The report finds that, while Russia has been active in returning its HEU from research facilities abroad and has closed down some domestic HEU facilities, it has not made HEU minimization a priority. On the contrary, it is working on a number of new projects that involve the use of HEU and in 2012 resumed production of HEU for export. Thus far, this HEU has been shipped to China's Experimental Fast Reactor, France's Jules Horowitz reactor, and Germany's FRM-II reactor.

The report argues that securing Russia's commitment to this goal requires development of a comprehensive global HEU minimization strategy. Given the variety of applications that use HEU worldwide, such a strategy should include a consistent approach to the use of HEU to fuel high-performance civilian reactors, defense-related research facilities, and naval reactors. The report concludes that, eventually, this effort also must address the material security risks associated with HEU stocks for weapons.

The VNIIEF Research Center in Sarov, one of Russia's nuclear weapon laboratories, is planning to open production of medical isotopes on an Argus-M reactor, which is a modified version of the Argus aqueous homogeneous reactor at the Kurchatov Institute. That reactor was converted to LEU in 2014. The reactor in Sarov will also use LEU.

At the public hearing on the Argus-M reactor project, held in July 2017 in Sarov, Rosatom presented its estimate of the status of the Mo-99 market and provided some information about the isotope production in Russia.

According to Rosatom estimate, market shares of the key Mo-99 producers are as follows: ANSTO (Australia) - 10%, Nordion (Canada) - 20%, Mallinckrodt (Netherlands) - 31%, NTP (South Africa) - 20%, IRE (Belgium) - 14%. Rosatom's own share in Mo-99 production is 4%.

Until recently, the main Mo-99 producer in Russia was the Obninsk branch of the Karpov NIFKhI, which produces about 170 Ci/week. There were also two "regional producers" - the Khlopin Radium Institute (St-Petersburg) and the Tomsk Polytechnic Institute. Several years ago production of the isotope began at NIIAR in Dimitrovgrad.

According to Rosatom, three out of four producers (NIIAR, Tomsk, and NIFKhI) use HEU reactors, two out of four (NIFKhI and NIIAR) use HEU targets. NIFKhI and NIIAR use fission fragments technology, Tomsk an the Khlopin Radium Institute use neutron activation.

The reactor at the Obninsk branch of NIFKhI is the VVR-Ts, the reactor in Tomsk is IRT-T. NIIAR apparently uses several reactors to irradiate the targets. The Khlopin Institute does not operate a reactor. It irradiates Mo-98 targets in RBMK reactor of the Leningrad Nuclear Power Plant.

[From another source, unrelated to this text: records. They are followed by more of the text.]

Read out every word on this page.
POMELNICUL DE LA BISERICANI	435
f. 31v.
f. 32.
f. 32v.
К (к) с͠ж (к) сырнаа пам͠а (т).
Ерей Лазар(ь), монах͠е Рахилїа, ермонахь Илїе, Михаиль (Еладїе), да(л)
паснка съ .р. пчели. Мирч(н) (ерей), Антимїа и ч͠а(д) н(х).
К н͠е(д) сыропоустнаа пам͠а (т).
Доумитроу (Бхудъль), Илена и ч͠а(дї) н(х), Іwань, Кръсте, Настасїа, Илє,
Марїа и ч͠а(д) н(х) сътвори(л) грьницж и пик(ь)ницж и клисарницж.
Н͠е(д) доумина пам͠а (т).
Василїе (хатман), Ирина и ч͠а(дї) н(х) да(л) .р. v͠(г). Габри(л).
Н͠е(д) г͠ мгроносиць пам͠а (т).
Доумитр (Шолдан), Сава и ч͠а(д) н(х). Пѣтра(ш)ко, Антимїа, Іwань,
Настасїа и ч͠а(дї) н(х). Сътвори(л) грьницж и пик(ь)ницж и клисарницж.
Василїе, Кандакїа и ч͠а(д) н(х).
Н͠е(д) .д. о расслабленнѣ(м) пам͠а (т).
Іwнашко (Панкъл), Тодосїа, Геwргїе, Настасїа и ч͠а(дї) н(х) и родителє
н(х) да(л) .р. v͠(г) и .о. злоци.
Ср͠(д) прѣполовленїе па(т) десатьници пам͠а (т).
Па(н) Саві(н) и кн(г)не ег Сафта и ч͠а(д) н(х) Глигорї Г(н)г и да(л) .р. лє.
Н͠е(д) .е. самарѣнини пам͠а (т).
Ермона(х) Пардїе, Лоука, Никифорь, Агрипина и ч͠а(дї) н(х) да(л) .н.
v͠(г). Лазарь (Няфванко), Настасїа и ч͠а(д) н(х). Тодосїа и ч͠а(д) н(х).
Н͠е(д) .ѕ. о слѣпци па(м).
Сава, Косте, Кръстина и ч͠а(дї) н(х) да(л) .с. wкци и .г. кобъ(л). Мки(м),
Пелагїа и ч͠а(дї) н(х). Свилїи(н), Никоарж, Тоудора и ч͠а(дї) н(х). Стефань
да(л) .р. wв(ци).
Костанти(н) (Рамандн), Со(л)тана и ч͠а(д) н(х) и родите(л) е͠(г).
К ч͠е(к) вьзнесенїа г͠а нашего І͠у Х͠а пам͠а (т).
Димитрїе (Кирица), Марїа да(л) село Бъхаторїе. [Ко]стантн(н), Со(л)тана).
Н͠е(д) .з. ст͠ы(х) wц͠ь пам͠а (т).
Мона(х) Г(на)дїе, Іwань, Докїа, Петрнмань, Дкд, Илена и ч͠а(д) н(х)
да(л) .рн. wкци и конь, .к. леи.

UPDATE: At an IAEA meeting "Opportunities and Approaches for Supplying Molybdenum-99 and Associated Medical Isotopes to Global Markets" held in July 2017 in Vienna, Rosatom representative presented a different set of numbers. The production capacity of the NIFKhI in Obninsk is said to be 350 Ci/week, that of NIIAR - 1000 Ci/week.

It should be also noted that Nordion stopped producing Mo-99 in 2016. Taking these corrected numbers into account, Russia's production capacity is closer to the 12% of the global capacity and 25% of the global demand. (Thanks to Alan Kuperman for the correction.)